Thanks for this, Peter. I have only had time to glance at the first citation the Wikipedia article uses to support this claim about Josephus lending credibility to the baptism account -- Murphy's "John the Baptist" -- and it does so to the extent that there is a hint in Josephus's description of JB's baptism that it would mean embarrassment for the church to admit Jesus was associated with it.Peter Kirby wrote:It's from Wikipedia.neilgodfrey wrote:Well you might have me here -- but do tell me the source of your quotation, first.
Baptism of Jesus
It's often interesting to observe the competing interests at work in creating the 'consensus statements' at the top of articles: "Most modern theologians view the baptism of Jesus by John the Baptist as an historical event to which a high degree of certainty can be assigned if religious texts are taken at face value." Not exactly a ringing endorsement.

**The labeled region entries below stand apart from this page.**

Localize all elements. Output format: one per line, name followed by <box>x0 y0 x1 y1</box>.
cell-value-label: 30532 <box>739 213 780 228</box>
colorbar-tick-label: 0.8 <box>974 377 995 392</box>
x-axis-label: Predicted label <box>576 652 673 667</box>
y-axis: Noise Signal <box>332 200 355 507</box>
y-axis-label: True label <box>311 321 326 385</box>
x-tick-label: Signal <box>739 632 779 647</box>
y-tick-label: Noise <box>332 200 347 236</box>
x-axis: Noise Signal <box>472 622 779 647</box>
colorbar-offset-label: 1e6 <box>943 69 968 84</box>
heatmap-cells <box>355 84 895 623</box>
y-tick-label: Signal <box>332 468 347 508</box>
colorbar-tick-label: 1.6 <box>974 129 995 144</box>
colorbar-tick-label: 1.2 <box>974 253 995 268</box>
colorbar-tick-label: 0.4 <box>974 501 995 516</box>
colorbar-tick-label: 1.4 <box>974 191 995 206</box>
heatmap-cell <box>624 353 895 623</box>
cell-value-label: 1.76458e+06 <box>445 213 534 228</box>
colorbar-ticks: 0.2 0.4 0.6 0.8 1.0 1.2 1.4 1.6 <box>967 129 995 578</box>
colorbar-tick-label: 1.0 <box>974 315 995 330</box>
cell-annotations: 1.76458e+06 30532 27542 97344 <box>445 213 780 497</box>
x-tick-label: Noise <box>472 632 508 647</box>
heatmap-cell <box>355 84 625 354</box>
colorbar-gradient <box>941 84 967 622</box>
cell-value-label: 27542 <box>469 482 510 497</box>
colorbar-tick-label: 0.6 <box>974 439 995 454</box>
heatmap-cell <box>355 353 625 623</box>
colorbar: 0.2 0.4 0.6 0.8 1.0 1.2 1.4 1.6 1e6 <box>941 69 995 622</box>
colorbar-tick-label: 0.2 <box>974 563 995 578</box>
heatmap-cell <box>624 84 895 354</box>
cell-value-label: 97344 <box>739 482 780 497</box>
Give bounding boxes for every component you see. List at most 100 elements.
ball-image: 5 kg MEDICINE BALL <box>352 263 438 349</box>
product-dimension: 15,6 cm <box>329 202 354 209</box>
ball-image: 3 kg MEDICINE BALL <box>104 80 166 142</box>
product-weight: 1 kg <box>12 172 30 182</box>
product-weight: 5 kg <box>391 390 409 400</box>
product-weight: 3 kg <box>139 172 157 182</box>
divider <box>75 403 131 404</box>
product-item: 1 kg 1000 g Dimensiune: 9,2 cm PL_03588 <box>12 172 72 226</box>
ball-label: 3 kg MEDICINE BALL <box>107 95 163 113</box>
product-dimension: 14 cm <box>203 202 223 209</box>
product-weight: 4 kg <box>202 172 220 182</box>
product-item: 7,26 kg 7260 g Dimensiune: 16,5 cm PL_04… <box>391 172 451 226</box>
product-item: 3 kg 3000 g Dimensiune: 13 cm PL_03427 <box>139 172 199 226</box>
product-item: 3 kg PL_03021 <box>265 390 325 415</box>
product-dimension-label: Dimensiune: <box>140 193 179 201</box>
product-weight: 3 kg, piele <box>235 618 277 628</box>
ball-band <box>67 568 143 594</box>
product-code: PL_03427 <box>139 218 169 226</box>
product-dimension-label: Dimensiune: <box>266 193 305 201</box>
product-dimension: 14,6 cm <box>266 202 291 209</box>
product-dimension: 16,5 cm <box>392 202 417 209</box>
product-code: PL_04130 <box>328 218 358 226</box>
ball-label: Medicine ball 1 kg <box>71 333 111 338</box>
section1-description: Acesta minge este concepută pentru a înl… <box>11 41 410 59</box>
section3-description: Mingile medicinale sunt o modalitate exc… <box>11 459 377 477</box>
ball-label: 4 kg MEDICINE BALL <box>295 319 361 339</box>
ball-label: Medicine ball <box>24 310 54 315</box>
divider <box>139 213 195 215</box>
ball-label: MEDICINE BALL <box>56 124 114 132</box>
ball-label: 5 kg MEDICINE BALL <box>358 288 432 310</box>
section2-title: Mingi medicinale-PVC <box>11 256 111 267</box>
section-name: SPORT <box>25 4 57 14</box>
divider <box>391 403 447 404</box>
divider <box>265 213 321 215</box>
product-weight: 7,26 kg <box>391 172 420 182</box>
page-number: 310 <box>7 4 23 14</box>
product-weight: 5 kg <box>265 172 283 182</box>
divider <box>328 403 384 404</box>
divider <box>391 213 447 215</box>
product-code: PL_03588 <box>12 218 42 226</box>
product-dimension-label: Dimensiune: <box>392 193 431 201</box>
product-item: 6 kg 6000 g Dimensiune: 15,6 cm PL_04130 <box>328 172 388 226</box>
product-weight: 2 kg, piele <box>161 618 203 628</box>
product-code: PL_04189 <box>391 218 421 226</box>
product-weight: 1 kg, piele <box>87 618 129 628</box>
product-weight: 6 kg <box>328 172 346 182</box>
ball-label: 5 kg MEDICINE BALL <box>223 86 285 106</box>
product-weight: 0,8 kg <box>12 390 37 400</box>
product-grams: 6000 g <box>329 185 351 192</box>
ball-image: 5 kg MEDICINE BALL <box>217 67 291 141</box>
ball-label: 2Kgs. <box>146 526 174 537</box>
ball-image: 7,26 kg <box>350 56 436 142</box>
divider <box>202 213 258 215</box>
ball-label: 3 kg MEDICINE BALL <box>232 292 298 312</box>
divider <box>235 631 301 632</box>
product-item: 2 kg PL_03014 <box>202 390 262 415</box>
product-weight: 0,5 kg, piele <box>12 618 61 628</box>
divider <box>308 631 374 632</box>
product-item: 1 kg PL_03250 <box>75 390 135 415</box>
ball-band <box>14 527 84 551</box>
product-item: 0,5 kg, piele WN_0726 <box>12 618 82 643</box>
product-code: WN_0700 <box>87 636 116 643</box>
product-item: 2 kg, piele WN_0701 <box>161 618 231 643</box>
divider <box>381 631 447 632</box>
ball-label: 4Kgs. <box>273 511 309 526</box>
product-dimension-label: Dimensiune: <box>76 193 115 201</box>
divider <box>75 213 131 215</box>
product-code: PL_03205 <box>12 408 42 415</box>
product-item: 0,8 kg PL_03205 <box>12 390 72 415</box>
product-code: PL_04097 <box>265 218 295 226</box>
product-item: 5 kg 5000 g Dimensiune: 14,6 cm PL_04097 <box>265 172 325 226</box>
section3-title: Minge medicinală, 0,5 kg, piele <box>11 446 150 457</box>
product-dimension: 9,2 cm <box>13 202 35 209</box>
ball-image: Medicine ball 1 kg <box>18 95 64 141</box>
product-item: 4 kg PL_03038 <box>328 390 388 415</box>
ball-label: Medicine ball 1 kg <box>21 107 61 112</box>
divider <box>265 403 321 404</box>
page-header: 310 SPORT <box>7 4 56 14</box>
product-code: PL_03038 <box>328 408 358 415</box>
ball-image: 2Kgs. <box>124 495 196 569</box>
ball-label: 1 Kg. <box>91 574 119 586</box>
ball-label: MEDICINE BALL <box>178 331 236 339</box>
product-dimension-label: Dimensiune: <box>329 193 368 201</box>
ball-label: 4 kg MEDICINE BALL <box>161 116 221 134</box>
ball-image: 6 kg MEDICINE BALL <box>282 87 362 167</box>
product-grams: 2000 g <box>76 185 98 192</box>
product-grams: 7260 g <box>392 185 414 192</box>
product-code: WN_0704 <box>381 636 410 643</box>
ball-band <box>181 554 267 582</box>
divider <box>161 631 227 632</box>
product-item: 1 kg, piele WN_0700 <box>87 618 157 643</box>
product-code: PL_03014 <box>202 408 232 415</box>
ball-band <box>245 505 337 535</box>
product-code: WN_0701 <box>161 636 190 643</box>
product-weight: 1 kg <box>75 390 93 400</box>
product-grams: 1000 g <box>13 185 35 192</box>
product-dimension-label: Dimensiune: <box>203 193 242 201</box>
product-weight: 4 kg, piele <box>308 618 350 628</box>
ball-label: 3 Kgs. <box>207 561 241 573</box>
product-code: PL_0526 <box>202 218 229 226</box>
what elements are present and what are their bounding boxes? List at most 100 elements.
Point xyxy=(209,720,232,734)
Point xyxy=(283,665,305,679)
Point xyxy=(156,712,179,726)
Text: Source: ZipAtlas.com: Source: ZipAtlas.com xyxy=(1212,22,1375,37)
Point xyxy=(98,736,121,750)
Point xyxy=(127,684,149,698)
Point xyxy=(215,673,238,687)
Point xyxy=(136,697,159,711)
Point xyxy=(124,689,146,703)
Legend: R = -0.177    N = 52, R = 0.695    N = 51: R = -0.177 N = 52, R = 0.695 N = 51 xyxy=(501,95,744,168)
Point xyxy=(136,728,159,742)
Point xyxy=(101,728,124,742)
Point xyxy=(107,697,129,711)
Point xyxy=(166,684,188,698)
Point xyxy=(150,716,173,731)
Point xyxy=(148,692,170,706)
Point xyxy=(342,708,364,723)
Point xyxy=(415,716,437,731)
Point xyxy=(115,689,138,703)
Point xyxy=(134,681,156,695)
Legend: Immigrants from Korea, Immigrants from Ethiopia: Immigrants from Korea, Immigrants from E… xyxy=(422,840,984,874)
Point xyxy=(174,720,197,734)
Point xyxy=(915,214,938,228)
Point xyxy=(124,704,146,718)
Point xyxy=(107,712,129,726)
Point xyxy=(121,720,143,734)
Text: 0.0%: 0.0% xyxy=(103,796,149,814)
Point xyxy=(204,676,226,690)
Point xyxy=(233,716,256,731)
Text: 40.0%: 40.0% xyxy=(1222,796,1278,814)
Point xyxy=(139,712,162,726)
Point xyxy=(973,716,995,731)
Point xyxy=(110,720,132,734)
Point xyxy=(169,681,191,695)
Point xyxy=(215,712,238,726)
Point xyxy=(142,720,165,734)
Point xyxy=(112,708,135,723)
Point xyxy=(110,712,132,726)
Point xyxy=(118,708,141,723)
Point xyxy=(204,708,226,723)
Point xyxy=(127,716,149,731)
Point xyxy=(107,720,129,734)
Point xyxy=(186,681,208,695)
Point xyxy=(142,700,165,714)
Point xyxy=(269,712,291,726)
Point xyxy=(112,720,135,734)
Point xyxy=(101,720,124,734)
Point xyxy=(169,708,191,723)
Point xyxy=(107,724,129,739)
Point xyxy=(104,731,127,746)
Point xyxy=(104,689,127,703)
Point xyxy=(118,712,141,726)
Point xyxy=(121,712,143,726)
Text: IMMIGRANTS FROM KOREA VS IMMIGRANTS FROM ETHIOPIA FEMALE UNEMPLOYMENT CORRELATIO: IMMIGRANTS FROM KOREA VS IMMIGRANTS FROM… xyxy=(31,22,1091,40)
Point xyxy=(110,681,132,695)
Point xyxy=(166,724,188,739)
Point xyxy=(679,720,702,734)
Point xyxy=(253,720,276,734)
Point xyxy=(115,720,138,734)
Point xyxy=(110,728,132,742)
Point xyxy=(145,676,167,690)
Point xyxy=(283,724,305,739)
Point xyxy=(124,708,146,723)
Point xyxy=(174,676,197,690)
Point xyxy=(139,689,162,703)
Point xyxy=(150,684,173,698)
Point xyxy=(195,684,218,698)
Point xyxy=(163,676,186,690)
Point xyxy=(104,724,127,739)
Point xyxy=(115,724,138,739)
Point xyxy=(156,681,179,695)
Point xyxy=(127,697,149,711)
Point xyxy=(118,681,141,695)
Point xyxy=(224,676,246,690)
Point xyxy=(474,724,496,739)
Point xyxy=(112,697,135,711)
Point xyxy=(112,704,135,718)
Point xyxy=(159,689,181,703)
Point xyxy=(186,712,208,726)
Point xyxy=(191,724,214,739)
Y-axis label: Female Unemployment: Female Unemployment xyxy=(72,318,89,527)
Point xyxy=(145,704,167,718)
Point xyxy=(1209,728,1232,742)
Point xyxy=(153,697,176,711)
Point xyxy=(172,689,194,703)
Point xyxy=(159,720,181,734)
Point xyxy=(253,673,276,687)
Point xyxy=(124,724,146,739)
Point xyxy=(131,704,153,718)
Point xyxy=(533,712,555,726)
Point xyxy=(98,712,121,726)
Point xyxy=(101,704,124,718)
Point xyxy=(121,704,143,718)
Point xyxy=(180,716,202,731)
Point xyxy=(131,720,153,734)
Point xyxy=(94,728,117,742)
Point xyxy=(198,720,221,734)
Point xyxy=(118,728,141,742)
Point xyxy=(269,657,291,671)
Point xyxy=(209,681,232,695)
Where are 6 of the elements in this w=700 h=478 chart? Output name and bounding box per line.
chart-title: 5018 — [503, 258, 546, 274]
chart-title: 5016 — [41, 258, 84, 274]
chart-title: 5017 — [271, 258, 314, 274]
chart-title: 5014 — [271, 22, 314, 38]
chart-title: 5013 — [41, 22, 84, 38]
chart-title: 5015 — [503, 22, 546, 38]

Most modern "theologians," not necessarily historians; and of those, there's certainty only "if religious texts are taken at face value."
Wikipedia has all kinds of bad, but the conflicting biases of the participants do often save it from the very worst possible extremes.
So the claim by Murphy, and it is very faint one for our purposes -- is that the evidence of Josephus strengthens the argument's criterion of embarrassment.
Always pays to check the citations.
(Murphy also adds "multiple attestation" but we know that in this context all that means is that Luke and Matthew drew upon Mark to rewrite the account by removing some of the embarrassment -- I trust most scholars do not accept that as a genuine example of 'multiple attestation'. Outhouse might have other evidence to prove me wrong on that point, though.)